"Will you?" say I, eagerly. "Do! and I will take care of the old general at the back."

So it is settled. We are on the point of starting now. Mr. Parker is up and is already beginning to struggle with the hopeless muddle of his reins. I think we have perhaps done him an injustice; at all events, his condition is not at all what it must have been when he mounted the mango. Algy's morosity has returned tenfold, and he is performing the evolution familiarly known as "pulling your nose to vex your face." That is to say, he is standing about in the pouring rain utterly unprotected from it. He entirely declines to put on any mackintosh or overcoat. Why he does this, or how it punishes Mrs. Huntley, I cannot say, but so it is.

We are off at last. I, in accordance with my wishes, up at the back, facing the grooms; but not at all in accordance with my wishes, Mr. Musgrave, and not the old host, is my companion.

"This is all wrong!" I cry, with vexed abruptness, as I see who it is that is climbing after me. "Where is the general? We settled that he—"

"I am afraid you will have to put up with me!" interrupts Musgrave, coldly, with that angry and mortified darkening of the whole face, and sudden contraction of the eye-balls that I used so well to know. "We could not make him hear; we all tried, but none of us could make him understand." So I have to submit.
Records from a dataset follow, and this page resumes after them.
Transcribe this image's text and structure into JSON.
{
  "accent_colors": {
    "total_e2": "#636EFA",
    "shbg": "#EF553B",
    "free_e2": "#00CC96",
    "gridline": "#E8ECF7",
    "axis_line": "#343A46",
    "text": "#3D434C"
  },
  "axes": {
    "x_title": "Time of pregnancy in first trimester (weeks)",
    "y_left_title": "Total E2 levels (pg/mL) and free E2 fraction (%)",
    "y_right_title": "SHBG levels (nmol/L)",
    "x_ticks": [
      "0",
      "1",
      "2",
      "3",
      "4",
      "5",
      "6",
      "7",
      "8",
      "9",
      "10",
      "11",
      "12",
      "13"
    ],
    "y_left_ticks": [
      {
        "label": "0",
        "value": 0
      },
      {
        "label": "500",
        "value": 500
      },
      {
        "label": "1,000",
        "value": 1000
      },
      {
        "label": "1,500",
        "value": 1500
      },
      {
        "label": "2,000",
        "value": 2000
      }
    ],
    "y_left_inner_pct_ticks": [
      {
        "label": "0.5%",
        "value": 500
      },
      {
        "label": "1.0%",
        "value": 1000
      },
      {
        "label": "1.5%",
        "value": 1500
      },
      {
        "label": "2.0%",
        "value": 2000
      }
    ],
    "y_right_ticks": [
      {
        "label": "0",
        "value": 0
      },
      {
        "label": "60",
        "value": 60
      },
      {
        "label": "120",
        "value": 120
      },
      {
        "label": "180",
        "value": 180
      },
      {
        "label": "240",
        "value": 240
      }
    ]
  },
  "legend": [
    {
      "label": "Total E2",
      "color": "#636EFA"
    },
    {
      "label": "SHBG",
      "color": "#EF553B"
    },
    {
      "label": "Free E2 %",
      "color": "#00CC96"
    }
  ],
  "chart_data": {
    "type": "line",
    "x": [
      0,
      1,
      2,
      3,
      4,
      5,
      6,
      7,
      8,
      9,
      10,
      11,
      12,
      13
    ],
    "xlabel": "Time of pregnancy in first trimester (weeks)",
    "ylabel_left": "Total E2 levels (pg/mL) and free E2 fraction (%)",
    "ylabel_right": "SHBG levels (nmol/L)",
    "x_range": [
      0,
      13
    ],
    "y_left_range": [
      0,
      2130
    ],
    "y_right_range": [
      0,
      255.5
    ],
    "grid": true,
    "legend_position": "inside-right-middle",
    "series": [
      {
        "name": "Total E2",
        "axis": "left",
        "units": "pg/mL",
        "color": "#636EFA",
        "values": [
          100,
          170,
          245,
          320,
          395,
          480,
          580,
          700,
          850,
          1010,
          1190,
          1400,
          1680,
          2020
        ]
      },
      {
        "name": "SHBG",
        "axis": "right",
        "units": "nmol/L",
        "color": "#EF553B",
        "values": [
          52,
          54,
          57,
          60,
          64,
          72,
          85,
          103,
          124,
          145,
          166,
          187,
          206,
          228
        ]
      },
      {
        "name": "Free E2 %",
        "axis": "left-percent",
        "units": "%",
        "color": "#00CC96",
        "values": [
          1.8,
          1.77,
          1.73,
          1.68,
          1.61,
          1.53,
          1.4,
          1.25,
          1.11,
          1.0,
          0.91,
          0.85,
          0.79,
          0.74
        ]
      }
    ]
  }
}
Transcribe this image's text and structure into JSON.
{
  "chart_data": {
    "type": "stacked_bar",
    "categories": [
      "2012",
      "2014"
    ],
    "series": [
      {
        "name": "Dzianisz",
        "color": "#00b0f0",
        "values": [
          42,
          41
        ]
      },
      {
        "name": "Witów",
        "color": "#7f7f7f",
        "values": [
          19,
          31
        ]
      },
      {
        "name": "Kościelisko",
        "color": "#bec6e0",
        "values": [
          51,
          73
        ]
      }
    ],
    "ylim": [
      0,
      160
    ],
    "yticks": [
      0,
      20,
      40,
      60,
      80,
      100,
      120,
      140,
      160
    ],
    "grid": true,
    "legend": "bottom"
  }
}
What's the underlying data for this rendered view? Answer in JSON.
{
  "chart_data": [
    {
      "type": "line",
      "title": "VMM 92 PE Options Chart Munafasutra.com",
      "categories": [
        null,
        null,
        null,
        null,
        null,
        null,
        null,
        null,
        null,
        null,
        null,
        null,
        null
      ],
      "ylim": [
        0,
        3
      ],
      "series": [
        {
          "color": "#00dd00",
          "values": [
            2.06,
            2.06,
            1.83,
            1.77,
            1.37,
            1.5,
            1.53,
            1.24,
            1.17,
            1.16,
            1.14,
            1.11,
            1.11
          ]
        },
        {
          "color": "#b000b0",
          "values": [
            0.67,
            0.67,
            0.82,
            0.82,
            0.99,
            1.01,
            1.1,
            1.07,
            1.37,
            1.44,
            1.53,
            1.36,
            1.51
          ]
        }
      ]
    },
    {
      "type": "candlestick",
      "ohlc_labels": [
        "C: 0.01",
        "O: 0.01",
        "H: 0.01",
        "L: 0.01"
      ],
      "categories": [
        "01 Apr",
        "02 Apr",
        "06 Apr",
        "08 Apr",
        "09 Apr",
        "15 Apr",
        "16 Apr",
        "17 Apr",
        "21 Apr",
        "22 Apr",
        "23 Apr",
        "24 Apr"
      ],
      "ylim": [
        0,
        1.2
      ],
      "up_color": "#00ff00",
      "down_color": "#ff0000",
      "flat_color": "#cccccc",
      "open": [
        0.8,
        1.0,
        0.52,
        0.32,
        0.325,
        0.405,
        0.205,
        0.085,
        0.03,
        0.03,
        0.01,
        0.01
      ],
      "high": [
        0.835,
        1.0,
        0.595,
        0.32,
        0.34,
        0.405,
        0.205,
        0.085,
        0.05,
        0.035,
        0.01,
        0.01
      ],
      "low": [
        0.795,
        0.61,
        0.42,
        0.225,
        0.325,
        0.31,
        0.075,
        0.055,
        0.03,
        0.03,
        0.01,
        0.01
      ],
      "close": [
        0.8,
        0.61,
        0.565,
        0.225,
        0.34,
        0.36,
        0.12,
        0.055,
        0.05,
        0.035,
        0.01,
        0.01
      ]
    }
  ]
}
Well, we are off now. The night is coming quickly down: it will be quite dark an hour sooner than usual to-night, so low does the great black cloud-curtain stoop to the earth's wet face. Ink above us, so close above us, too, that it seems as if one might touch it with lifted hand; ink around us; a great stretch of dull and sulky heather; and, maddening around us with devilish glee, hitting us, buffeting us, bruising us, taking away our breath, and making our eyelids smart, is a wind—such a wind! I should have laughed if any one had told me an hour ago that it would rise. I should have said it was impossible, and yet it certainly has.

The wind which turned my umbrella inside out was a zephyr compared to that which is now thundering round us. Sometimes, for one, for two false moments, it lulls (the lulls are almost awfuller than the whirlwind that follows them), then with gathered might it comes tearing, howling, whooping down on us again, gnashing its angry teeth; bellowing with a voice like ten million lost devils. And on its pinions what rain it brings; what stinging, lacerating, bitter rain! And now, to add to our misfortunes, to pile Pelion on Ossa, we lose our way. Mr. Parker cannot be persuaded to abandon the idea of the short-cut. The natural result follows.

If we were hopelessly bewildered—utterly at sea among the maze of lonely roads into which he has again betrayed us at high noon—what must we be now in the angry dark of the evening? This time we have to go into a field to turn, a field full of tussocks, which in the dark we are unable to see, and over which the horses flounder and stumble. However, now at length—now that we have wasted three-quarters of an hour, and that it is quite pitch dark—(I need hardly say that we have no lamps)—we have at length regained the blessed breadth of the high-road, and I think that not even our coachman, to whose faith most things seem possible, will attempt to leave it a second time. I give a sigh of relief.

"It is all plain sailing now!" Musgrave says, reassuringly.

"There is one bad turn," reply I, gloomily—"very bad, at the bottom of the village by the bridge."